Le dossier de « Guerres et Histoire »

Le premier article « Que la Pologne meure pour que la révolution vive, et inversement », prétend dessiner le contexte historique et international de la guerre de l’été 1920. L’apparente symétrie de ce titre parait fallacieuse. La « nouvelle » Pologne nationaliste prétend retrouver les frontières de la « République des deux-nations », union des Etats féodaux de Pologne et Lituanie avant les fameux partages de la fin du XVIIIème siècle entre la Prusse, l’Autriche et l’Empire russe. La carte présentée si significative[7], correspond bien aux objectifs de la caste dirigeante du nouvel Etat : la noblesse héréditaire des chevaliers (Szlachta) qui régnaient en maîtres, y compris dans toute la zone orientale, peuplée majoritairement de Biélorusses, Lituaniens, Ukrainiens et… juifs. Pilsudski est le chef d’un Parti Socialiste Polonais à base ouvrière réelle. Sa politique est moins brutalement réactionnaire que celle de cette caste, mais il en est membre !  Donc sa russophobie proclamée se double logiquement d’un anticommunisme tout aussi convaincu. La remarque suivante des auteurs apparait dès lors des plus contestables : « il est d’ailleurs notable que Varsovie soit vue à Moscou avant tout comme une « marionnette de l’Entente », c’est-à-dire un pays stipendié par les Alliés pour écraser ou contenir le bolchévisme, ce qui est largement faux (voir encadré, « les alliés très réservés sur Pilsudski » -souligné par moi. Avec ces quelques mots s’introduit un grave biais affectant l’ensemble du dossier : les auteurs prennent prétexte de frictions et contradictions réelles, mais secondaires, entre Français et Américains, Britanniques, Russes Blancs, pour nier le rôle central de la « nouvelle Pologne » dans la croisade antibolchévique et la consolidation du traité de Versailles.
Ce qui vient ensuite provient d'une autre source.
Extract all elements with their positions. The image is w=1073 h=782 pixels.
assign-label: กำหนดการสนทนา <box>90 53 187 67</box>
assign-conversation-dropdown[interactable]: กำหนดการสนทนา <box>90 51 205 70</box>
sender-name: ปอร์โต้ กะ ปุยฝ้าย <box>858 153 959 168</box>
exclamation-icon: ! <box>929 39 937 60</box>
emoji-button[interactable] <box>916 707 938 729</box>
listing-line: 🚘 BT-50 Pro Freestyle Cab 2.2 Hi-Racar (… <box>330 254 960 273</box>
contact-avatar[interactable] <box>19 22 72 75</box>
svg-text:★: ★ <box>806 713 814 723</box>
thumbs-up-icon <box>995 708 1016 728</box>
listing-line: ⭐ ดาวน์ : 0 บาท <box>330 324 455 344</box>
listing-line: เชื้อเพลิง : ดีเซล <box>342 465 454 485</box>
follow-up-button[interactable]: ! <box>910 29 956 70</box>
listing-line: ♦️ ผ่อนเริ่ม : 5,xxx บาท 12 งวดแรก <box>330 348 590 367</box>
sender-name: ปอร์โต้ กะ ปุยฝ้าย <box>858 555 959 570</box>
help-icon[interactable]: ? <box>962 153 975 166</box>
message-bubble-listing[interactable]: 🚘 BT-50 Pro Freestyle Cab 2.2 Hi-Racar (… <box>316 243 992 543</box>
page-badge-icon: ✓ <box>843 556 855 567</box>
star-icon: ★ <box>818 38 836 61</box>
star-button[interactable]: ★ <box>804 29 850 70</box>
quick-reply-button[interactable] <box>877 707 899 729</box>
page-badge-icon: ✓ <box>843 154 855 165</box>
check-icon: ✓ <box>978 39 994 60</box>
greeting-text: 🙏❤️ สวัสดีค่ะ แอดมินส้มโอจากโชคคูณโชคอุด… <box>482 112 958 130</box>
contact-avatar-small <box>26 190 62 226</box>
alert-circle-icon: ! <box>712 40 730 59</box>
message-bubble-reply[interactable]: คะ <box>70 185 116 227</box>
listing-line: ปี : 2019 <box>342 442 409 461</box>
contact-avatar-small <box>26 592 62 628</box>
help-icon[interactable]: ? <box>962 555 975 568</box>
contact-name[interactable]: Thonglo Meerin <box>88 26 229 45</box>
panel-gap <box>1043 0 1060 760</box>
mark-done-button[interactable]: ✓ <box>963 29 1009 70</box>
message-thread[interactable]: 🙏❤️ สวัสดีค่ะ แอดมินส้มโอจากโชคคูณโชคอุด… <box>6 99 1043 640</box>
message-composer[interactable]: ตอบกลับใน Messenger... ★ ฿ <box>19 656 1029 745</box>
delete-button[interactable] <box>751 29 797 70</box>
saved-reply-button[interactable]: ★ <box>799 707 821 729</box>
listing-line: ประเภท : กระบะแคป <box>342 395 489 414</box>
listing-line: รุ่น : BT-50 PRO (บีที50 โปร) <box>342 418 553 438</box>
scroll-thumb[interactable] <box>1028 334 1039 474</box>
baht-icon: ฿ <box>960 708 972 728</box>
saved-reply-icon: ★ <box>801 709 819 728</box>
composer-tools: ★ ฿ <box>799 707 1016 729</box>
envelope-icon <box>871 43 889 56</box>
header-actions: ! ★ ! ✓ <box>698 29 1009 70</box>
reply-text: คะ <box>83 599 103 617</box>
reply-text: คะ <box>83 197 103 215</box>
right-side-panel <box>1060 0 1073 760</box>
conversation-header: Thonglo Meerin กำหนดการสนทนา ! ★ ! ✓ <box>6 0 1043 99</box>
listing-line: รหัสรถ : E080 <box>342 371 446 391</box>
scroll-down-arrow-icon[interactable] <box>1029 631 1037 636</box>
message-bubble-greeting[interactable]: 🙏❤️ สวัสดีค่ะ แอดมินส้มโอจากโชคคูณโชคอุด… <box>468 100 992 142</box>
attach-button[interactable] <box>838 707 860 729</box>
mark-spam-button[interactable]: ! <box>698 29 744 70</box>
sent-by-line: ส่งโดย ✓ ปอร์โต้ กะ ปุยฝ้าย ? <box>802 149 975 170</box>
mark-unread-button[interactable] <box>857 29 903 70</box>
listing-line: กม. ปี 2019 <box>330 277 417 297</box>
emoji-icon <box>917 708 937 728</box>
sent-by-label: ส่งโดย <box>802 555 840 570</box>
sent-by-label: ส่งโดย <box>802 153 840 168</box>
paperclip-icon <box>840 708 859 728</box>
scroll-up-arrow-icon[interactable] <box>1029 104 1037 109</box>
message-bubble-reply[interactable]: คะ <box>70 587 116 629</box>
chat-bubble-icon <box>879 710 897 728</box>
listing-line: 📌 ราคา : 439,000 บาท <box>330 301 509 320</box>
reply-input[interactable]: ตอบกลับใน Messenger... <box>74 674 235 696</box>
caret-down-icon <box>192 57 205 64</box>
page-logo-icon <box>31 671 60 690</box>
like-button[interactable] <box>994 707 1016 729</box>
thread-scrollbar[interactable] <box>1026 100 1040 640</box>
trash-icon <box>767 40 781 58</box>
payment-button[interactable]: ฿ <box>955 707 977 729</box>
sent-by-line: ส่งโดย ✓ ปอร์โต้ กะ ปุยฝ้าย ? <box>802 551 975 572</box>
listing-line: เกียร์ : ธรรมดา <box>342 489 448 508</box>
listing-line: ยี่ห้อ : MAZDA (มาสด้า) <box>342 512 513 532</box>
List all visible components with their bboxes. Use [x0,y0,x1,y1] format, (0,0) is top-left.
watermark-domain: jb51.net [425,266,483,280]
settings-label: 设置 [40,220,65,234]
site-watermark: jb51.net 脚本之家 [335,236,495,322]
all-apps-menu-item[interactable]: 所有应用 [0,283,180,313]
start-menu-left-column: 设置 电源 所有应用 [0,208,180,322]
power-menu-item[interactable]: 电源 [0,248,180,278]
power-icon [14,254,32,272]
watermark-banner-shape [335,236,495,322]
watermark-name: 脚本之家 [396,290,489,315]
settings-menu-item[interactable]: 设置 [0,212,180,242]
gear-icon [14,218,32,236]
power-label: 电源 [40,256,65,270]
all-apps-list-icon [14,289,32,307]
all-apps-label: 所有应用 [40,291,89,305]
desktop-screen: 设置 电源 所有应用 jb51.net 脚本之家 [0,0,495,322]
Et pour minimiser surtout l’engagement de la bourgeoisie française, dont les preuves évidentes sont diluées dans les différents articles.

Les buts de guerre soviétiques sont décrits de façon pour le moins réductrice : « si les bolchéviks répudient l’impérialisme grand-russe des tsars, ils lui substituent l’idée de l’extension indéfinie du système soviétique(…) leur objectif est (…) de disposer de planches d’appel [terminologie typiquement militariste, note CD] en vue d’une entreprise beaucoup plus importante, l’exportation de la révolution vers l’ouest… Dès leur prise du pouvoir en novembre 1917, les bolcheviks ont eu en tête de susciter, dès que possible, la révolution dans l’Europe développée, et avant tout en Allemagne ». Plus loin, les auteurs indiquent « pour Lénine et les bolchéviks, une petite Pologne réduite aux frontières qu’elle avait au sein de l’empire tsariste serait un temps tolérable, à condition qu’elle soit débarrassée de ses éléments « réactionnaires et chauvins, grands propriétaires fonciers, industriels et clergé ». L’impression est donnée que cette politique se ramène à une pure suite de conquêtes territoriales. C’est bien mal comprendre Lénine, qui fondait sa politique sur le mouvement des masses, et non sur la possession de territoires !… Très curieusement, les auteurs ne mentionnent pas l’ordre du jour fameux, attribué à Toukhatchevsky mais publié dans l’officielle « Pravda » dès le 9 mai 2020. Ils doivent, probablement, le ranger parmi « les slogans » éphémères et, pour eux, sans importance réelle. Pourtant, on ne peut qu’être frappé par la maladresse de ses formulations vis-à-vis du sentiment national polonais, à peine atténuée par la restriction « Pologne blanche » :  

« Ouvriers et paysans, à l’Ouest ! Contre la bourgeoisie et les propriétaires terriens, pour la révolution internationale, pour la liberté de tous les peuples ! Combattants ouvriers de la révolution ! Tournez vos regards vers l’Ouest ! C’est à l’Ouest que va se décider le sort de la révolution mondiale ! La route de l’incendie mondial passe sur le cadavre de la Pologne blanche ! Au bout de nos baïonnettes nous apporterons le bonheur et la paix à l’humanité laborieuse ! A l’Ouest ! Vers des batailles décisives, vers des victoires éclatantes !»[8].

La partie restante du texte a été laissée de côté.